A: Yes, that is sometimes the case. He recommends a couple brands that seem to be better quality: Nature Made and Naturelle. He also suggested the website Labdoor, which ranks various supplements and minerals according to the quality of their ingredients.

Q: I often crash around 2-3pm and feel like I can’t function anymore. What should I do? 

A: This is common and expected in PD, unfortunately, as well as those without PD! If you are able to nap for 20 minutes or less, do that on a regular basis. If you can’t nap without sleeping too long, instead try going outside and doing something active, like going for a walk. Sunlight and movement will help trigger your brain that it is not time to sleep. Chewing gum also signals to your brain that it is time to eat rather than sleep. And socializing with someone is another tactic that can help wake you up.

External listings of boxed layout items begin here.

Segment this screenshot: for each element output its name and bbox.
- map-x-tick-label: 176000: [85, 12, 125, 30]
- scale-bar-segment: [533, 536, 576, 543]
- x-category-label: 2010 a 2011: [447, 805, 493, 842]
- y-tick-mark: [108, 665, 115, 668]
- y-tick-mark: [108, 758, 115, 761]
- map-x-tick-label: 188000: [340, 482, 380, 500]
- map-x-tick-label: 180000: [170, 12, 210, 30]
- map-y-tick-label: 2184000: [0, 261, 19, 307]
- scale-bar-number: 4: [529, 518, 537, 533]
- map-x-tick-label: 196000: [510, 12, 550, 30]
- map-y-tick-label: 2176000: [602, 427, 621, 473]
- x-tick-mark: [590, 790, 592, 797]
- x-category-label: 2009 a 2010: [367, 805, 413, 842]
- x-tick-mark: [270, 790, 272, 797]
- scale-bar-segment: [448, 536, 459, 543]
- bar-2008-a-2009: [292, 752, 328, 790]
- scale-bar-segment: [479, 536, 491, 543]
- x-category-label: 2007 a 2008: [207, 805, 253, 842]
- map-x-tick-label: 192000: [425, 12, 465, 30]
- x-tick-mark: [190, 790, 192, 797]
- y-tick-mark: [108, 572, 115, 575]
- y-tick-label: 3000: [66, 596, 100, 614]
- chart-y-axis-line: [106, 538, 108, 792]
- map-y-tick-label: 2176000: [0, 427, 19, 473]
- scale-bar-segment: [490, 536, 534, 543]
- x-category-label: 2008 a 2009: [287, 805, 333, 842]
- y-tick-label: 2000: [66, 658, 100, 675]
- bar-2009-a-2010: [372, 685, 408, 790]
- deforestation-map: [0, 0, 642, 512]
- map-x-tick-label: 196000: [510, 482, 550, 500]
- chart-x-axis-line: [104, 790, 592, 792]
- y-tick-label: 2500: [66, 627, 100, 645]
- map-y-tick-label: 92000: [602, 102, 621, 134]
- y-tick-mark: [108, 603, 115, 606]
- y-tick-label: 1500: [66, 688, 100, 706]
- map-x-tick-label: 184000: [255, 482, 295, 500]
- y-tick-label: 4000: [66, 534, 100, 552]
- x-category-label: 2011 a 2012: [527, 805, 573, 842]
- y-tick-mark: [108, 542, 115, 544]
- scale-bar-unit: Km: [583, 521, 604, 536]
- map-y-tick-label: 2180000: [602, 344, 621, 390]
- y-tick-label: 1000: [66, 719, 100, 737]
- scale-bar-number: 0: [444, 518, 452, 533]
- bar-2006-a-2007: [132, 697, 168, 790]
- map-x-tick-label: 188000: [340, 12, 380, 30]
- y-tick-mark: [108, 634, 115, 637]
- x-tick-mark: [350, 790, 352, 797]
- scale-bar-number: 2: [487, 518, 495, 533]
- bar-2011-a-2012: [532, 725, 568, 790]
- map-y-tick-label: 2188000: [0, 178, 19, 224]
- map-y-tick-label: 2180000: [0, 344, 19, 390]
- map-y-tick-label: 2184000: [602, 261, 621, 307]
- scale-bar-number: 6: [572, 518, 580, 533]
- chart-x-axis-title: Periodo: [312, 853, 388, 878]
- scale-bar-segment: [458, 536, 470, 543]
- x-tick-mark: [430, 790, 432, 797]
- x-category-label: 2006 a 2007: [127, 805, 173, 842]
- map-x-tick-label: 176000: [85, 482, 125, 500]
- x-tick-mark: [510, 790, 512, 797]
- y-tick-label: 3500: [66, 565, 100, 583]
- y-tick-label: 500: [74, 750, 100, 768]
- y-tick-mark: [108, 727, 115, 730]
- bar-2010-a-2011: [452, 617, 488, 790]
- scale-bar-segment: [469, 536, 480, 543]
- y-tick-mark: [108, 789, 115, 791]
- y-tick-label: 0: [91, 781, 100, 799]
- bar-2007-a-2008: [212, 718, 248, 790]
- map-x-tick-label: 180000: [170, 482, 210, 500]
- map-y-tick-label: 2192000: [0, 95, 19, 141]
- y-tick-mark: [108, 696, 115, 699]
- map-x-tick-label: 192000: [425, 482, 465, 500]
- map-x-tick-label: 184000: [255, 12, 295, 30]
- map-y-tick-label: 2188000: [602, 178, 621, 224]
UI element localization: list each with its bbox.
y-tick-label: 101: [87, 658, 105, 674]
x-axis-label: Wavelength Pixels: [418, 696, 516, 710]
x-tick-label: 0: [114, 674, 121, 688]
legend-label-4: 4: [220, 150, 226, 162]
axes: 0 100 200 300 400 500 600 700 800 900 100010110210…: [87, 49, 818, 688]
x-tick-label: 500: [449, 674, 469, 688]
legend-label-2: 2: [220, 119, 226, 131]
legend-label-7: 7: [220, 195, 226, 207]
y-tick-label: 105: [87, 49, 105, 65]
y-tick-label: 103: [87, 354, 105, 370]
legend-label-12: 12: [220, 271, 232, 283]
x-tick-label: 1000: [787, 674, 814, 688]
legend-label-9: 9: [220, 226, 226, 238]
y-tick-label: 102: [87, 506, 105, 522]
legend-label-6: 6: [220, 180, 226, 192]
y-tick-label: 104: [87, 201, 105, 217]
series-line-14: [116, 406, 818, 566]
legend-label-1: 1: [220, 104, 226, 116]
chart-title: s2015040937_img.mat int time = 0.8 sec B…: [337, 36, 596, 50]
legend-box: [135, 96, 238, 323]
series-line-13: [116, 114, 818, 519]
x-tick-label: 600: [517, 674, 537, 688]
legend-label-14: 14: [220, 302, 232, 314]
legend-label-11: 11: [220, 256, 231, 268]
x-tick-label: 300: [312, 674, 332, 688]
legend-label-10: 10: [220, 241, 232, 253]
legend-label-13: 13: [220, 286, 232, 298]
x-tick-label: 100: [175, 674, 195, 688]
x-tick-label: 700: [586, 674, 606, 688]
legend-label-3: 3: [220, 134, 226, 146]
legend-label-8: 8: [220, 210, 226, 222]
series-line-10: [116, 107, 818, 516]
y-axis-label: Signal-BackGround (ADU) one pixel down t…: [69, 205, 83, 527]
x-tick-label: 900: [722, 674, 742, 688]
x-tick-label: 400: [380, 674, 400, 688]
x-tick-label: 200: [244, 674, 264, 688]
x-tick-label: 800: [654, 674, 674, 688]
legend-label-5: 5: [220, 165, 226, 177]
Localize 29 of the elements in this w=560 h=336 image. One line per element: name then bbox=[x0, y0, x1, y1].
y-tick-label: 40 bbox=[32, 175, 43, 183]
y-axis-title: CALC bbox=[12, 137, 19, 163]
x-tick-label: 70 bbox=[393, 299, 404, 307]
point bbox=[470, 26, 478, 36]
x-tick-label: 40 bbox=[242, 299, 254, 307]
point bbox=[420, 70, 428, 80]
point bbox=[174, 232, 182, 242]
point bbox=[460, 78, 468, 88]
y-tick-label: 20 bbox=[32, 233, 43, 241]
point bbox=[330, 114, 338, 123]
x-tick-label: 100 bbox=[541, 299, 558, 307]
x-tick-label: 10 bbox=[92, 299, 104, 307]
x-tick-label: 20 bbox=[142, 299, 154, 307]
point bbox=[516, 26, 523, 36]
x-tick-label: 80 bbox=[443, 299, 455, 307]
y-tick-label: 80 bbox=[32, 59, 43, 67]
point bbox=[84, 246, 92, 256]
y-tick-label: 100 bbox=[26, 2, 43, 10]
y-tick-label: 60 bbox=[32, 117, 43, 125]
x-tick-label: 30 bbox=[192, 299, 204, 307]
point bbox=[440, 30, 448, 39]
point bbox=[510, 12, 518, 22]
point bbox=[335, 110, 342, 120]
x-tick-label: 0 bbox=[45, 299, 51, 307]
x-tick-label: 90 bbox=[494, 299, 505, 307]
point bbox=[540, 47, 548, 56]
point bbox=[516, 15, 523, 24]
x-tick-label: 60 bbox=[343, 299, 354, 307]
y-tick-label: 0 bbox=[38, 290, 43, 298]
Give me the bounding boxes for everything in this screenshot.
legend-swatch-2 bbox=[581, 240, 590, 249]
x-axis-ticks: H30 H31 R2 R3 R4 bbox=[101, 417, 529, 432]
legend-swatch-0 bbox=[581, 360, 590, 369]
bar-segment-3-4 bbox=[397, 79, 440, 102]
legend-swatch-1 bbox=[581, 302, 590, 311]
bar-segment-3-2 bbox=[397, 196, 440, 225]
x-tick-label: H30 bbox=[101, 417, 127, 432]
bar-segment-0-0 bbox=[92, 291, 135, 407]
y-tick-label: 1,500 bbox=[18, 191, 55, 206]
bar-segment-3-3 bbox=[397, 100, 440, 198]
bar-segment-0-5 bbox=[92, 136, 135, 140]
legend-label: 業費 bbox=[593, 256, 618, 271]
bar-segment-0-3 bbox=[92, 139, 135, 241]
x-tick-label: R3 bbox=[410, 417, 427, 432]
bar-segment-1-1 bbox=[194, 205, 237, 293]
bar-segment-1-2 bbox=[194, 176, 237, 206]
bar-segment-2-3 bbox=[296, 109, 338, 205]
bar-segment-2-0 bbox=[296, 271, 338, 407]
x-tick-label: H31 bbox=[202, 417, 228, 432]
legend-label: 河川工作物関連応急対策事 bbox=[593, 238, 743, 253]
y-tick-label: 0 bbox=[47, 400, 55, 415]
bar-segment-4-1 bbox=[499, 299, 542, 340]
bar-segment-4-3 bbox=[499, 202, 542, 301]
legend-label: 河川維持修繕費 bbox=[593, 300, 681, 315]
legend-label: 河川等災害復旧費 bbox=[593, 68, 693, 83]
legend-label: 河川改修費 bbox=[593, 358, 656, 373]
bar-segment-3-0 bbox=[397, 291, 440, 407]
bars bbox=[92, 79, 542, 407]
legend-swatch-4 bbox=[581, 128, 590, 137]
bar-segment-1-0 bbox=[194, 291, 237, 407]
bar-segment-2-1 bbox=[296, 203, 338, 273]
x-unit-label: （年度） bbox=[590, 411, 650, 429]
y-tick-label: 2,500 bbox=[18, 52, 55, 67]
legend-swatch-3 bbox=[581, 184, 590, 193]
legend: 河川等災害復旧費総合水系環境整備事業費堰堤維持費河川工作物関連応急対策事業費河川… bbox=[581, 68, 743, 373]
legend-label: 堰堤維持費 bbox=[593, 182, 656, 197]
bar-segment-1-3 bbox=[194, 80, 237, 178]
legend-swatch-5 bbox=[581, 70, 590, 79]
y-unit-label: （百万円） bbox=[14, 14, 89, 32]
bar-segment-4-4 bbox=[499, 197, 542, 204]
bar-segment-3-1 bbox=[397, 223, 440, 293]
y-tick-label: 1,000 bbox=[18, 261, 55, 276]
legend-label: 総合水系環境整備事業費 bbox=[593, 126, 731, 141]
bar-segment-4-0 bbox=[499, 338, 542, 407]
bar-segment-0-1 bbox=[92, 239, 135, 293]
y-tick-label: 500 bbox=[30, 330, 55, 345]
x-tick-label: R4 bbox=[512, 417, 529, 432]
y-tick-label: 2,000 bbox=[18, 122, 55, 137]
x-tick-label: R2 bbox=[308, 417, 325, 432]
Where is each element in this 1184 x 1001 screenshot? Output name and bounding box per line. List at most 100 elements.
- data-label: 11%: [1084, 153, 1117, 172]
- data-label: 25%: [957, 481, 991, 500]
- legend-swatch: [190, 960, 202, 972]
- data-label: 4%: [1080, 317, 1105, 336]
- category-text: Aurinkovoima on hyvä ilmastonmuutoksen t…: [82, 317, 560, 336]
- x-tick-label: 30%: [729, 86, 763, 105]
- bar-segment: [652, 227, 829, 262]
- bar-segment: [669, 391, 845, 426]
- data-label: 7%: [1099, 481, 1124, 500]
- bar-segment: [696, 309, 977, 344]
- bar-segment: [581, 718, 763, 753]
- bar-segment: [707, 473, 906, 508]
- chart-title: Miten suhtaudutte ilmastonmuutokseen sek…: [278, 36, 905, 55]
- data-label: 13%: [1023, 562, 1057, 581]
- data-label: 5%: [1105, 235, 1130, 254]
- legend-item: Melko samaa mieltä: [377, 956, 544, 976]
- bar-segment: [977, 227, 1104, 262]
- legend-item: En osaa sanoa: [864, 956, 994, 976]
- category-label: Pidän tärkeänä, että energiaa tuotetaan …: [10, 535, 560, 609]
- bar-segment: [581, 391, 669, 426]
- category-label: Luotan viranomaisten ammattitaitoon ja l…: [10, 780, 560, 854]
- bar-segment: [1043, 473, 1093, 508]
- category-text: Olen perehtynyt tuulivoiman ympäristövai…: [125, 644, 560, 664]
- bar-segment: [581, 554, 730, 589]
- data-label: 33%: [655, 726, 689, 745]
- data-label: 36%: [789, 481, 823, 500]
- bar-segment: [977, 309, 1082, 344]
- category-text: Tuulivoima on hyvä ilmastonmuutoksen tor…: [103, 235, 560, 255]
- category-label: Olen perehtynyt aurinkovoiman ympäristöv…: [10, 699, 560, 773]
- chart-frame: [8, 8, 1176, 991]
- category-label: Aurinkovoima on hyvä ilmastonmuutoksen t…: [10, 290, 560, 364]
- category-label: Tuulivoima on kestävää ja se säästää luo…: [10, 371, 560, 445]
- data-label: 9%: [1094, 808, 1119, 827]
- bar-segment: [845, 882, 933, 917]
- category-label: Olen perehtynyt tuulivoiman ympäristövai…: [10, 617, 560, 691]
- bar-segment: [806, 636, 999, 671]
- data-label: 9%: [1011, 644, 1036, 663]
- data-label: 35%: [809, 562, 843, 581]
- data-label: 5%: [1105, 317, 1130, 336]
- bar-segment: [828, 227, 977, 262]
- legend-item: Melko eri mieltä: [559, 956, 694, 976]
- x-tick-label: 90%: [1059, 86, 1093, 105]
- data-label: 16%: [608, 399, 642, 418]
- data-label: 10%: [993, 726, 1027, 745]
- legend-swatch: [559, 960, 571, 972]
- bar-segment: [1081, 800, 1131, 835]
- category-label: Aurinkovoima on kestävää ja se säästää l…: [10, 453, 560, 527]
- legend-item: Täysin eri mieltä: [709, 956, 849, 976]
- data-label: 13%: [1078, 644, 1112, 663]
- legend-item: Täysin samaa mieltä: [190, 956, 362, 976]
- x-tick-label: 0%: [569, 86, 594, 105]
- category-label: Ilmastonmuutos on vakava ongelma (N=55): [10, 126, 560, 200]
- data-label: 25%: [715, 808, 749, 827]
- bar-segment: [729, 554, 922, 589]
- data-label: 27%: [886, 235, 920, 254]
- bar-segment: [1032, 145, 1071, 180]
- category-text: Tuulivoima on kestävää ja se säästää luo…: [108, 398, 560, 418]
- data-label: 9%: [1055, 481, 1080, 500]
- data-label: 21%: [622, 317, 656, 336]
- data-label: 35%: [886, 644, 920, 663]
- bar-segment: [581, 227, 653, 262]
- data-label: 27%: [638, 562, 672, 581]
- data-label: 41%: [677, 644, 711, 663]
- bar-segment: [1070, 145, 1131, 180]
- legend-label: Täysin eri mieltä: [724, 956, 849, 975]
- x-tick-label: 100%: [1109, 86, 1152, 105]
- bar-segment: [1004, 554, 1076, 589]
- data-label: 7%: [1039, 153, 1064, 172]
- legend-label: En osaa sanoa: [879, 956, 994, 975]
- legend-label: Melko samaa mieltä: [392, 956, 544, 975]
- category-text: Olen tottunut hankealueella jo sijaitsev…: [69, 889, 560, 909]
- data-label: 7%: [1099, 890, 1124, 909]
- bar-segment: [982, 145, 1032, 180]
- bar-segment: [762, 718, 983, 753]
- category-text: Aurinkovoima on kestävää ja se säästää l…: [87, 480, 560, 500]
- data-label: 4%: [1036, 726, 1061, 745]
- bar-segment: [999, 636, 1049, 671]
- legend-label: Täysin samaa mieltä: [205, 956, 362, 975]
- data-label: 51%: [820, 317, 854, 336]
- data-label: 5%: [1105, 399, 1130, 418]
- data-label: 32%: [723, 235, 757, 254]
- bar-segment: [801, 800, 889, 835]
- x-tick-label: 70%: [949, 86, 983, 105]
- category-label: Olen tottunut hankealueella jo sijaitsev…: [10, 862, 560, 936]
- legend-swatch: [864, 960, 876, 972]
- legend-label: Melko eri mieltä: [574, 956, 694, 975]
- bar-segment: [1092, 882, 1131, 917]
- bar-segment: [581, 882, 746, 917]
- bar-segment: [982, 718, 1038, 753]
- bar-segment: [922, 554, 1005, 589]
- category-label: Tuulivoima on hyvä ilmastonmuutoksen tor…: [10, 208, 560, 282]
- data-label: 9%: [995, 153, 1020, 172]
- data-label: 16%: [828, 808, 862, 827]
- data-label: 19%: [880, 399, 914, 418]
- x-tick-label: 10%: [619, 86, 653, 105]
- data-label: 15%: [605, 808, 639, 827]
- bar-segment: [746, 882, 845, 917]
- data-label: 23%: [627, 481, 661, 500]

Q: Do we only dream during REM sleep?

A: No, we dream at other points during our sleep cycle. However, REM dreams are more complex and memorable. Studies indicate the dreams we remember were typically experienced during REM sleep.

Q: Does sleep position matter?

A: If you have sleep apnea, it is best for your breathing to sleep on your side, and worst to sleep on your back. For other conditions such as RBD, it does not matter what position you sleep in.